Bullet-Riddled Tree in Sanctuary WoodOf course, to really get a sense of what it would have been like during the war, you have to imagine away all the trees that eventually regrew. At the Sanctuary Wood trenches, one original tree still stands (left): reduced to a bullet- and shrapnel-riddled stump and adorned with the poppy flowers and wooden crosses that are ubiquitous around “Flanders Fields.”

Eventually, the farmhouse near these preserved trenches itself became a small, private museum — and nothing about it would evoke the grandeur of Winter’s “cathedrals of the modern world.” But that’s its charm. Practically every square inch is covered with objects or images, some of it approaching what might be called WWI kitsch, but there are no multimedia presentations or computer animation. (Though one of the best exhibits does feature another kind of technology that was once cutting-edge: early 20th century photo viewers showing three-dimensional scenes of the war.) If you’re more social than me, you can order a wheat beer at the bar and chat up the owner and his regulars for their stories, but don’t expect to find audio, visual, or textual descriptions in the museum itself. At times, it feels less like artifacts have been preserved and presented with any attempt at making meaning of a world-changing event than that you’re peeking in on the life’s work of a souvenir collector (or pack rat).

Display cabinet at Sanctuary Wood MuseumAt the same time, the sense that this was the home of someone deeply affected by the war endures.
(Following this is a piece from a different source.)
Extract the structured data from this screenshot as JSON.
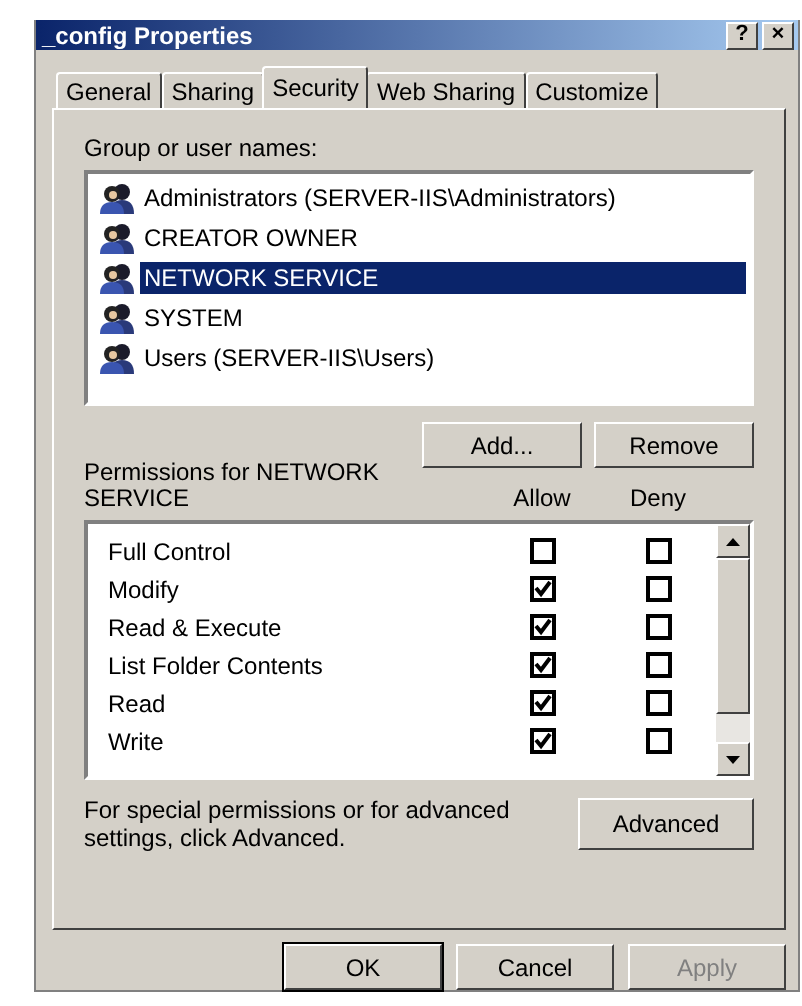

And so the museum also feels like an amplified version of another phenomenon Winter describes in his great cultural history of WWI remembrance. While much attention on the commemoration of the First World War (my own included) focuses on memorials sponsored by governments and museums influenced by scholarship, Winter reminds us that “Commemoration also [and earliest] happened on a much more intimate level, through the preservation in households of possessions, photographs, personal signatures of the dead.” (Sites of memory, sites of mourning, p. 51)

It’s well that museums are increasingly professional, and that their staff are conscious about the challenges of serving at the intersection of public memory and academic inquiry. But as the last of the war’s veterans die away and the commemoration of the war loses its original connection with the mourning of families like those who submitted epitaphs for British graves, it’s strangely refreshing to enter the musty air of the Sanctuary Wood Museum. If not cathedral-like, it is nonetheless a place where, in Winter’s words, “sacred issues are expressed and where people come to reflect on them.”